Hello!

I wanted to know if the var j = 0 step is performed for each iteration of the outer loop? Because if that does not happen, then the inner loop executes only n(2m + 1 + cm) times and the var j = 0 shall be counted as a separate instruction and final answer would be: nm(3 + c) = 3n + 3

Hi @Humaira_Fasih !!

In the provided code, the variable `j`

is initialized to 0 before the inner loop. However, the variable `j`

is overwritten in the inner loop declaration as `var=0`

. This indicates that the variable `j`

is re-initialized to 0 for each iteration of the outer loop.

Therefore, the inner loop executes `m`

times for each iteration of the outer loop, resulting in a total of `n * m`

iterations. The statement(s) inside the inner loop, denoted as “//Statement(s) that take(s) constant time,” are executed `n * m`

times in total.

In the time complexity analysis, the expression `n((2m+2) + cm)`

represents the total running time of the inner loop, considering the constant time statements.
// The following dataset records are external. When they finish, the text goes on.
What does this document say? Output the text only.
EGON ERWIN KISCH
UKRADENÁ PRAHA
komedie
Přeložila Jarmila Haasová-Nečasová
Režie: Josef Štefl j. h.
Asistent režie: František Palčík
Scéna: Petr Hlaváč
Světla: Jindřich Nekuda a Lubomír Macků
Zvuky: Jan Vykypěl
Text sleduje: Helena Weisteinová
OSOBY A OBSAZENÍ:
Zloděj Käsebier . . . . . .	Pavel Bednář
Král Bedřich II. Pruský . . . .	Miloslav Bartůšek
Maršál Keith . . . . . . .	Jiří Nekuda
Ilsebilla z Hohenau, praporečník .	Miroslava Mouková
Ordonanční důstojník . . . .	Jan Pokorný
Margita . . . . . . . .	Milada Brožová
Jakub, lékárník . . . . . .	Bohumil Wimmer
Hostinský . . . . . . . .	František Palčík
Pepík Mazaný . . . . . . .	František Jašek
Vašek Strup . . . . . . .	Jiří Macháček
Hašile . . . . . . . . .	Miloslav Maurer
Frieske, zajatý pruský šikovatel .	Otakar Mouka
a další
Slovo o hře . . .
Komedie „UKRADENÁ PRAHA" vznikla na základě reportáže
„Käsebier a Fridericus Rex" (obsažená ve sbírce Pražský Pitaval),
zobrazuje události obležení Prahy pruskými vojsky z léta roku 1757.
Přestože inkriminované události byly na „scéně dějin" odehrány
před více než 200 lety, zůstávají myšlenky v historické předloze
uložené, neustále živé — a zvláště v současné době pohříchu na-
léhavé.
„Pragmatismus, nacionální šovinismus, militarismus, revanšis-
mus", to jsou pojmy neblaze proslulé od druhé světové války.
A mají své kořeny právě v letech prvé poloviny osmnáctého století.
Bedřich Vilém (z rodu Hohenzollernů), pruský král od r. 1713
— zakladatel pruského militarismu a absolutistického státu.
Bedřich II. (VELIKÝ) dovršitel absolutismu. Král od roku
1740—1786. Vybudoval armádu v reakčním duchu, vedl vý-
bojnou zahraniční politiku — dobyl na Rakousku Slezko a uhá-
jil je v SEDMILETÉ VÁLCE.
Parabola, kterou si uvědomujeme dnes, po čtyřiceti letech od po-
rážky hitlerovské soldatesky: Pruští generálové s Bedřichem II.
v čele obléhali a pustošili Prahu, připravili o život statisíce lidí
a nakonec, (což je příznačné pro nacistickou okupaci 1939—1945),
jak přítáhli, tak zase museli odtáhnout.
The additional terms `2n+2`

account for the initialization, increment, and test of the outer loop.

The time complexity is determined by the dominant term, which in this case is `nm(2+c)`

. The `4n+2`

term can be ignored as it is of lower order compared to `nm(2+c)`

. Therefore, the overall time complexity is `O(nm)`

.

To clarify, the initialization `var j = 0`

is indeed performed for each iteration of the outer loop, as `j`

is re-initialized to 0 in the inner loop declaration. The inner loop executes `m`

times per outer loop iteration.

I hope it helps. Happy Learning

Thank you! Realised this was a obvious answer question after reading the article a bit further on. But thank you so much for the detailed response!